Portage will continue to provide services to residents, however there will be a few adjustments:
- Utility payments can be made at the drop box in front of City Hall, 6070 Central Ave., by mail, online or by phone by contacting the clerk-treasurers office at 219-762-7784;
- For licensing and permit information, call the building department at 219-762-4204 and - All other questions can be directed to the city hall switchboard at 219-762-5425.
- All City Council, Board of Works and other public meetings will be held virtually until Dec. 1, unless that date is extended by the governor. The governor’s order states all indoor and outdoor gatherings must be limited to no more than 25 persons. Masks and social distancing of at least 6 feet is required at all times.
"The Thanksgiving holiday is less than two weeks away. While this is normally a time for families to be together, I am asking you to consider limiting your gathering to avoid the spread of the COVID virus," said Lynch. "Now more than ever, with the numbers being what they are, it is important to protect your loved ones and keep them safe."
"I want to applaud our businesses and restaurants throughout the city for all they have done and continue to do to keep their establishments open and safe for their customers.

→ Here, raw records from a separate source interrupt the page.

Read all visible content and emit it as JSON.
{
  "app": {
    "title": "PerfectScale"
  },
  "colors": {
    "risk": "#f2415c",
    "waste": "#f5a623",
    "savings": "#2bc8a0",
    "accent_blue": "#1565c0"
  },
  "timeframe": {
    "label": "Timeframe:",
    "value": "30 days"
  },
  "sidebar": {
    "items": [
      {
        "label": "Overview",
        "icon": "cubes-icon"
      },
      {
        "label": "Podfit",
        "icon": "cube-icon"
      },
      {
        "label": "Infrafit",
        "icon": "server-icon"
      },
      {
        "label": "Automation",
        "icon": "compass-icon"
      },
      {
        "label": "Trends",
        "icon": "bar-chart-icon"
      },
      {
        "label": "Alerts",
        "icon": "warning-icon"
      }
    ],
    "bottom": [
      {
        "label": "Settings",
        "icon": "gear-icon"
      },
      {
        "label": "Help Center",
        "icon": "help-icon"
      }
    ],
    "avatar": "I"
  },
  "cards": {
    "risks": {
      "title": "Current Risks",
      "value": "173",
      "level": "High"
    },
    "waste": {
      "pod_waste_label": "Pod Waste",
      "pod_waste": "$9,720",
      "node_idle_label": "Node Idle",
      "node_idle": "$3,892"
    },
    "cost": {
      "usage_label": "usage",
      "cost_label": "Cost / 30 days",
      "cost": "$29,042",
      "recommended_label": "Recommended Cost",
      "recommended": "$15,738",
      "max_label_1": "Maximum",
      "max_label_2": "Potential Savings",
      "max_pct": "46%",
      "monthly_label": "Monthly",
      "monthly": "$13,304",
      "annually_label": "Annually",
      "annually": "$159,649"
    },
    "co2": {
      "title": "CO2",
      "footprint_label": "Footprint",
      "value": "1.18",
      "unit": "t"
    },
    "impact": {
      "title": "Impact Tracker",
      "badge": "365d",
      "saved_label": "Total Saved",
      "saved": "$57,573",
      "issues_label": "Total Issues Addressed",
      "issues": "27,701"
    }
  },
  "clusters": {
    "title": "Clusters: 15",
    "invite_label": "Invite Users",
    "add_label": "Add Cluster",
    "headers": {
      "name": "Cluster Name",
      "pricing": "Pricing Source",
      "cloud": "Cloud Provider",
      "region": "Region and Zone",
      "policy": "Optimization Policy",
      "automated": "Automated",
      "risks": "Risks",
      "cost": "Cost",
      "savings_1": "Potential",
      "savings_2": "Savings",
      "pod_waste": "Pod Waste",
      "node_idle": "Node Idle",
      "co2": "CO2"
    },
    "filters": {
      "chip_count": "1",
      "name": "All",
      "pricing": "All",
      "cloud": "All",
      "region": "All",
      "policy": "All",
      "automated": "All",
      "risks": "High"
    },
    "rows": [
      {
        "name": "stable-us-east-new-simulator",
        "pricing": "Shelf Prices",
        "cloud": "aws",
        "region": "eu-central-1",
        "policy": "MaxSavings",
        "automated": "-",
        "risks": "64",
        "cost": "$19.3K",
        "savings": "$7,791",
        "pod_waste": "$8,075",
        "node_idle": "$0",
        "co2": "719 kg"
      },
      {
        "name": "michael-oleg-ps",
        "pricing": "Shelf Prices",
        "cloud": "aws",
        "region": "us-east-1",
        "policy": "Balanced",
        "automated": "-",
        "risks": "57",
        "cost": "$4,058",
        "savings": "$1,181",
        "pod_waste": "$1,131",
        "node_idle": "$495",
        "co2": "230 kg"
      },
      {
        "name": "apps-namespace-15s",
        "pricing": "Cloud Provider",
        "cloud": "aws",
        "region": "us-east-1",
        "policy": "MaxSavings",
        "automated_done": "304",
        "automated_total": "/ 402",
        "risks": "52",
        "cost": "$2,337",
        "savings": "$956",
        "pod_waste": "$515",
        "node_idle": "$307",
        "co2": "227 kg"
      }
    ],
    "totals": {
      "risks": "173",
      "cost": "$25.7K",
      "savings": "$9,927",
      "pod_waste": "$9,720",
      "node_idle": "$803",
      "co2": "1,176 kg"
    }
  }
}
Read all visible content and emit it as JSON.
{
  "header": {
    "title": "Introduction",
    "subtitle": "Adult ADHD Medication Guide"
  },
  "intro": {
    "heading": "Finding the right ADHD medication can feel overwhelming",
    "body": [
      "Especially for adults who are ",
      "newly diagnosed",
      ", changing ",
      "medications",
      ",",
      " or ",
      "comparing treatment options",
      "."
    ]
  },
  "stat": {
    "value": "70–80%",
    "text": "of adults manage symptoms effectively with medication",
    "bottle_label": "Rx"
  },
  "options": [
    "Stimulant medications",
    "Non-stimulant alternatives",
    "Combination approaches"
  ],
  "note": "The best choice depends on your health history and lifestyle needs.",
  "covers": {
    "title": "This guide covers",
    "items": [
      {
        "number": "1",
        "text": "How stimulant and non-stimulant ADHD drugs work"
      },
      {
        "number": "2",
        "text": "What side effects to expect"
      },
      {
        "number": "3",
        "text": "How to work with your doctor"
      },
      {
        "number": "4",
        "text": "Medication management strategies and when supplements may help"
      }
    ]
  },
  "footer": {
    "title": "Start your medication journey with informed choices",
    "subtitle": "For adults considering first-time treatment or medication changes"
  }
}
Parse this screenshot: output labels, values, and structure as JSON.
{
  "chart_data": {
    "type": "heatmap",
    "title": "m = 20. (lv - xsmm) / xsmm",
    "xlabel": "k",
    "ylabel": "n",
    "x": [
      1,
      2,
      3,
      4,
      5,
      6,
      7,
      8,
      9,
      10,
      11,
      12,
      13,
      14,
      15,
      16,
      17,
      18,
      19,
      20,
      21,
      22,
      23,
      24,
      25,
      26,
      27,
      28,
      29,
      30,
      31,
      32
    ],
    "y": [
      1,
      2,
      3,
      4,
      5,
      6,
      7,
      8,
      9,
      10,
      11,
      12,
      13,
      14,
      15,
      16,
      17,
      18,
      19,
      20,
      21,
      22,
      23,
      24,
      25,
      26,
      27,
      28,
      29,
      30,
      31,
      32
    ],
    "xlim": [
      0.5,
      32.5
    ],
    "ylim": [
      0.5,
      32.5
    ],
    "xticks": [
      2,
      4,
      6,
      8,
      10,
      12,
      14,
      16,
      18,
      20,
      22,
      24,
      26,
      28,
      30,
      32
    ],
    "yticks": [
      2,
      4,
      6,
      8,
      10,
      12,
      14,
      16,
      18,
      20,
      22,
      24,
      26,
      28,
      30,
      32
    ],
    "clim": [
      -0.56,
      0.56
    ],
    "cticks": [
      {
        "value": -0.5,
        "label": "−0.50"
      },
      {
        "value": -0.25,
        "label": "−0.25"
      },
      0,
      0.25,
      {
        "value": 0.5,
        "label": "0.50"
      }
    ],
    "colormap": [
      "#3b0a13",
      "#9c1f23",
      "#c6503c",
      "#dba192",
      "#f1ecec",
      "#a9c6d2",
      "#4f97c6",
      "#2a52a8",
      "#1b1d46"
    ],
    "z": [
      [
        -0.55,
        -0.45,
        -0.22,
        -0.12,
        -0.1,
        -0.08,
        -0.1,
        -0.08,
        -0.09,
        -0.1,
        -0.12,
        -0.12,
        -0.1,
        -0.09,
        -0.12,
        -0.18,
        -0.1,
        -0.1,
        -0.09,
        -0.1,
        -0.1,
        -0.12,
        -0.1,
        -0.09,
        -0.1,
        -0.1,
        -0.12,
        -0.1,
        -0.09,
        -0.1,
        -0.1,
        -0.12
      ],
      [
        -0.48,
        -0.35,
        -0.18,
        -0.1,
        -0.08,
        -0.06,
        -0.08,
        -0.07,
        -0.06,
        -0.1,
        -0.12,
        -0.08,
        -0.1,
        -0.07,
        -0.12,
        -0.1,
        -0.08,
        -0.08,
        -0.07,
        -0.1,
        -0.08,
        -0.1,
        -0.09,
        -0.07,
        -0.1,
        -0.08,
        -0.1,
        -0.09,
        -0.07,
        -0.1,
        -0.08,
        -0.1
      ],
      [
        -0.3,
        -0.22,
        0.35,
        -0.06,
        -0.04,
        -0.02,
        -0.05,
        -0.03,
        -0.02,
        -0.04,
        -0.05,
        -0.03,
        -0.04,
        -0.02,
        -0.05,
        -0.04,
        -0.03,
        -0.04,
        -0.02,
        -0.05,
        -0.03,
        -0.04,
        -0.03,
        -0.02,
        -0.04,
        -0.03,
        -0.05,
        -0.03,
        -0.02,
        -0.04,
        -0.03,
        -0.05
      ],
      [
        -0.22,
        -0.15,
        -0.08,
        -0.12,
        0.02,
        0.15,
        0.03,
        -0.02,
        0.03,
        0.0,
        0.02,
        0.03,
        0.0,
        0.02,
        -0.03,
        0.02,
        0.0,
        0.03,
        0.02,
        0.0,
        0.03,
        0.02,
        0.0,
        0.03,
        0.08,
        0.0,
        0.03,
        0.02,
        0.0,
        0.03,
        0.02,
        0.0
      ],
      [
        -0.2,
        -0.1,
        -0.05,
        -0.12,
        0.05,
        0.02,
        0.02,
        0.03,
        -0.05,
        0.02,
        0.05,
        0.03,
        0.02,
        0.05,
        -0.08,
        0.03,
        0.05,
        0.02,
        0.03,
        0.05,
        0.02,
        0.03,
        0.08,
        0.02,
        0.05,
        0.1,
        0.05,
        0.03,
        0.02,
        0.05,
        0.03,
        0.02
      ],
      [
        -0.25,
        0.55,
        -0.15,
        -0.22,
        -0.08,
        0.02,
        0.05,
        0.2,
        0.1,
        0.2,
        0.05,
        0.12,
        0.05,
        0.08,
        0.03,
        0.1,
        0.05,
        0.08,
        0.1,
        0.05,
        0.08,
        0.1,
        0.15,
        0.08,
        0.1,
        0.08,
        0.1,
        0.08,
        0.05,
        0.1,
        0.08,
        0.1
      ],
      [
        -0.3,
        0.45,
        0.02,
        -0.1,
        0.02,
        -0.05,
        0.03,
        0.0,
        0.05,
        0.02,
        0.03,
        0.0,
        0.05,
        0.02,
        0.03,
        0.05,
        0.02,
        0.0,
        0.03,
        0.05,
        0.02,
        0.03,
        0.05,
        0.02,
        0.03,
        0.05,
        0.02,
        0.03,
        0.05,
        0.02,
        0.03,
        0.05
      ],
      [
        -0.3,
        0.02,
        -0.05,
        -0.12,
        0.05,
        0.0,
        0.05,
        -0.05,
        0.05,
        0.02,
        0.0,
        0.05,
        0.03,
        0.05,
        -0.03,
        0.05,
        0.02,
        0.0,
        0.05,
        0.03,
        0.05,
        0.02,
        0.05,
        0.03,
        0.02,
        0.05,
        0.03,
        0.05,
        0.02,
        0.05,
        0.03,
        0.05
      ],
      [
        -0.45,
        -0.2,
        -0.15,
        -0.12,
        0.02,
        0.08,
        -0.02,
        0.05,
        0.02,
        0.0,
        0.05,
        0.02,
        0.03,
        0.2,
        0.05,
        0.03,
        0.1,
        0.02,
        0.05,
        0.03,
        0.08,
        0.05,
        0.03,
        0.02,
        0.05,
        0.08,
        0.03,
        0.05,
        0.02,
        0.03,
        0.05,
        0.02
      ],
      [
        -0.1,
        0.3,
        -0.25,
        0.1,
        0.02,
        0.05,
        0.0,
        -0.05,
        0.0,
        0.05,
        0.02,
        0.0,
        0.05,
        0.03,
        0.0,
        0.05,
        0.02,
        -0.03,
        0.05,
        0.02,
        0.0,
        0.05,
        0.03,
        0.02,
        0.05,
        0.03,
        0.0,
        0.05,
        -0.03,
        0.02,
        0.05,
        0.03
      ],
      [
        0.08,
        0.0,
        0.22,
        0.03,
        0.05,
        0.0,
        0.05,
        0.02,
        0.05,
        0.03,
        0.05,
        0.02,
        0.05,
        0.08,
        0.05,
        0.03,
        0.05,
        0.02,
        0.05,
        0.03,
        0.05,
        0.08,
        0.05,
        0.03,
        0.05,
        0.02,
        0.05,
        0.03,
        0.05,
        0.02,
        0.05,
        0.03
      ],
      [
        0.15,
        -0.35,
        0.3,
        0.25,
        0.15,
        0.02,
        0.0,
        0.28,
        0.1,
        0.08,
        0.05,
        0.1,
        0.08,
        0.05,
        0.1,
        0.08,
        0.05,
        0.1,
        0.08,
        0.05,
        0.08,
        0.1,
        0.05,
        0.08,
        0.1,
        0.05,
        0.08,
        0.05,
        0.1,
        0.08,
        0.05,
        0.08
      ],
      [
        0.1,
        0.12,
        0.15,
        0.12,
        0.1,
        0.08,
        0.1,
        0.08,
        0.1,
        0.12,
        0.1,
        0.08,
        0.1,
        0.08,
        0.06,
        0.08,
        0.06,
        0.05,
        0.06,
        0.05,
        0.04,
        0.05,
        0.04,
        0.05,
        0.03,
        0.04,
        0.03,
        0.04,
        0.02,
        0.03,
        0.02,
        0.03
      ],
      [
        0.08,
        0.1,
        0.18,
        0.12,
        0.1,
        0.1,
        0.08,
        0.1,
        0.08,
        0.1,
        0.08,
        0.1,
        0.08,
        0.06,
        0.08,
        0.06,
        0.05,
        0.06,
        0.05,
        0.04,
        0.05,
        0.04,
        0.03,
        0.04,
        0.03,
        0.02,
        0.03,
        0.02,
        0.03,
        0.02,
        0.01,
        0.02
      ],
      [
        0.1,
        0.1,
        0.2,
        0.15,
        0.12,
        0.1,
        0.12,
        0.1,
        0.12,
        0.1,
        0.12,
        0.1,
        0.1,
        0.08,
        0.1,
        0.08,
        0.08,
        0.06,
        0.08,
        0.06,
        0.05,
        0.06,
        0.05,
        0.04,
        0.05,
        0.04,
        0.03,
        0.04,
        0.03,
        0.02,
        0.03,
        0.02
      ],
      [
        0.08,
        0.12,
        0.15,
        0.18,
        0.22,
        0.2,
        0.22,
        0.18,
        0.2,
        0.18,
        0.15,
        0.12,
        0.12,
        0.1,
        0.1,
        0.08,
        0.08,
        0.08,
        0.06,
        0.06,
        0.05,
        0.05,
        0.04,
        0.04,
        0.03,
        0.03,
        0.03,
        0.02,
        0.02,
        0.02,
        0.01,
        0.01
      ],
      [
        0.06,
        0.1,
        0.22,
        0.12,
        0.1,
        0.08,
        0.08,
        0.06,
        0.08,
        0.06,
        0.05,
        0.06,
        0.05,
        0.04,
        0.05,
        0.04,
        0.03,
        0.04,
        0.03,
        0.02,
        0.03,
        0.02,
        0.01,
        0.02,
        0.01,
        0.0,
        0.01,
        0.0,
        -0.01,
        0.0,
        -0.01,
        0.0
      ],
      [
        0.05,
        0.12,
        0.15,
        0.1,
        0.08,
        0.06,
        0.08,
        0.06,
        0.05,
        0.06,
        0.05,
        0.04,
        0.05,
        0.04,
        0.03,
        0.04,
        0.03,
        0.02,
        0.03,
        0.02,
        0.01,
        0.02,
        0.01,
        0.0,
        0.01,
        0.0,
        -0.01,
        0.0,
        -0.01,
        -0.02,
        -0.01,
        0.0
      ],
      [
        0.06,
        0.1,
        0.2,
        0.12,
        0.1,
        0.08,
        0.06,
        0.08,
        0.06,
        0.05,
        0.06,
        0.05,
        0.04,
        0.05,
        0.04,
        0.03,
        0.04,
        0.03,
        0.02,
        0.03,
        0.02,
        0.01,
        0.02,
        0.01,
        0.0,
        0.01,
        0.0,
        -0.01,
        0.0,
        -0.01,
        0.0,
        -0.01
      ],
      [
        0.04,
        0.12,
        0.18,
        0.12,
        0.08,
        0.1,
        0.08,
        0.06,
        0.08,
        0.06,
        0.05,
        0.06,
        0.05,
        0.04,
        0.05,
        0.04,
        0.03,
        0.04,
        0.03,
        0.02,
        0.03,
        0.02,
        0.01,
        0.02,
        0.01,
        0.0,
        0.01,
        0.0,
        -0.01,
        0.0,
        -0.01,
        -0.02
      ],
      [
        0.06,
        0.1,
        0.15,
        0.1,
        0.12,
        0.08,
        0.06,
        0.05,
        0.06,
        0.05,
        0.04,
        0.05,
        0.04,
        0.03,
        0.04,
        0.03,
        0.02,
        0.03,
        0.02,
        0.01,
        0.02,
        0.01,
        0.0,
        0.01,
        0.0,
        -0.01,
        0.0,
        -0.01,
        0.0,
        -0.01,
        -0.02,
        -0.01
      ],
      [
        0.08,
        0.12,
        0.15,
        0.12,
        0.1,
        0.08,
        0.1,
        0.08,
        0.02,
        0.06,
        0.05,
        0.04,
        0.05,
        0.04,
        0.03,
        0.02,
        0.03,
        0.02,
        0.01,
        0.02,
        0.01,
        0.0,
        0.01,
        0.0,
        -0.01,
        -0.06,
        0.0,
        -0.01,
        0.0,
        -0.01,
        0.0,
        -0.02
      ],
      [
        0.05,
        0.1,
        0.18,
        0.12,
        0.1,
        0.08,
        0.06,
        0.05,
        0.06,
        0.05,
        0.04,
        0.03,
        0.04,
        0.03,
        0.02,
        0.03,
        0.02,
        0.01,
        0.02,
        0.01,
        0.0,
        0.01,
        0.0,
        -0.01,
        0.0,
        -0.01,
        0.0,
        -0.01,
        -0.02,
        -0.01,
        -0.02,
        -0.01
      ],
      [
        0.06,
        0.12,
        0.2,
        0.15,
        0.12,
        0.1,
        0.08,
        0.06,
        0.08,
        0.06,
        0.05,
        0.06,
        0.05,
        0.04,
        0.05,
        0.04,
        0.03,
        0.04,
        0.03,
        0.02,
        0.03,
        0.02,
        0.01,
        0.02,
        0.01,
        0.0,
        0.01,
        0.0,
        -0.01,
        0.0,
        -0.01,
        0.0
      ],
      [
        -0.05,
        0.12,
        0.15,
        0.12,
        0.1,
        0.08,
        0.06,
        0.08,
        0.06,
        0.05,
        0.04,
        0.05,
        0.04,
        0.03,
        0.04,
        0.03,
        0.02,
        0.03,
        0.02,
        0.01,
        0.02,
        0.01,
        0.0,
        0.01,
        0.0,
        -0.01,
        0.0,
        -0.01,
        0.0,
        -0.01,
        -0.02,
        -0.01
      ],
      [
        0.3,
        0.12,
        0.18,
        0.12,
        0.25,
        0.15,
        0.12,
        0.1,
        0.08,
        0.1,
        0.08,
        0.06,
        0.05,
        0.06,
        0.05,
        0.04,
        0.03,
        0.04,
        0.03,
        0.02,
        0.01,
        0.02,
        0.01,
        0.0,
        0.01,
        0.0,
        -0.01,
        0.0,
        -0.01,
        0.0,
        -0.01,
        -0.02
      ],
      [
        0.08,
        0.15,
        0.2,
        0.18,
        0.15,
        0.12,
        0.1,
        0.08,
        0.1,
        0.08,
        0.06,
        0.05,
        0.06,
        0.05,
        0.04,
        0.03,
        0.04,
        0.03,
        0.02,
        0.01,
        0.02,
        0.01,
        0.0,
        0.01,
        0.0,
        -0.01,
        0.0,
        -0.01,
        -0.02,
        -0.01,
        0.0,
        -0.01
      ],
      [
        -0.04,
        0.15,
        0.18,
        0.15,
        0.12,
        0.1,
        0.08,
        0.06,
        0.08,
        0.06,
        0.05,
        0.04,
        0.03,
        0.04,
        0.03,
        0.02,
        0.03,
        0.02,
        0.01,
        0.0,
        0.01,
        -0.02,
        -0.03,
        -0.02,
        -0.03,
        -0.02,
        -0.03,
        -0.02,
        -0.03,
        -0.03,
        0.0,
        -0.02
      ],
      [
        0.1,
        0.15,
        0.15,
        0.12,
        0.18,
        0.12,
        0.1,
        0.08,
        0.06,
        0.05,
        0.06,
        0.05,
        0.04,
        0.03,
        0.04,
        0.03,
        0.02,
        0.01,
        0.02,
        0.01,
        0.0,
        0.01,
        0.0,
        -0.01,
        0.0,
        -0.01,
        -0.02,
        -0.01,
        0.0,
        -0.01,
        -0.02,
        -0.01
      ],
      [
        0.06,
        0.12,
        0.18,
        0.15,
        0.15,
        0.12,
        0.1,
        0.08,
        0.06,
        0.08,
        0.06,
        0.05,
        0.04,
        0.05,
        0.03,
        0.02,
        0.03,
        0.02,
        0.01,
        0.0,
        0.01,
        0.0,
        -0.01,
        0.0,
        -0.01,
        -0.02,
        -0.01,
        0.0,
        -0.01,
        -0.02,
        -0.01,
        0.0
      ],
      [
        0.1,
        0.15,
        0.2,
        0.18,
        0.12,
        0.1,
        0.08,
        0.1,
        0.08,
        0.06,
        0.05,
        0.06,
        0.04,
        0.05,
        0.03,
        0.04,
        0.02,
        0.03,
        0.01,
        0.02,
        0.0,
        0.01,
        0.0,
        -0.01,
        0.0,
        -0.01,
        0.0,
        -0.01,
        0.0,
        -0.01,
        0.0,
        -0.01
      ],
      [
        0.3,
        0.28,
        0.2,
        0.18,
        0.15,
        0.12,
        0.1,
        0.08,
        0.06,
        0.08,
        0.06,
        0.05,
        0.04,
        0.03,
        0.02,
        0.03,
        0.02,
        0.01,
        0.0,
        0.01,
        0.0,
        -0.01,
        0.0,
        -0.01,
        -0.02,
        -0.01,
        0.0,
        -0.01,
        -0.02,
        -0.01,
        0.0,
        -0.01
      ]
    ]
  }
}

I want to encourage them to enforce the use of masks to their patrons and employees during this time," said Lynch.
"I know everyone is getting tired of hearing, wear a mask, socially distance and not to gather with your family and friends, but he bottom line is this virus is very serious and we must get serious about protecting ourselves and our loved ones. By following these simple steps outlined by Gov. Holcomb, we all can help keep our city’s COVID numbers down," said Lynch.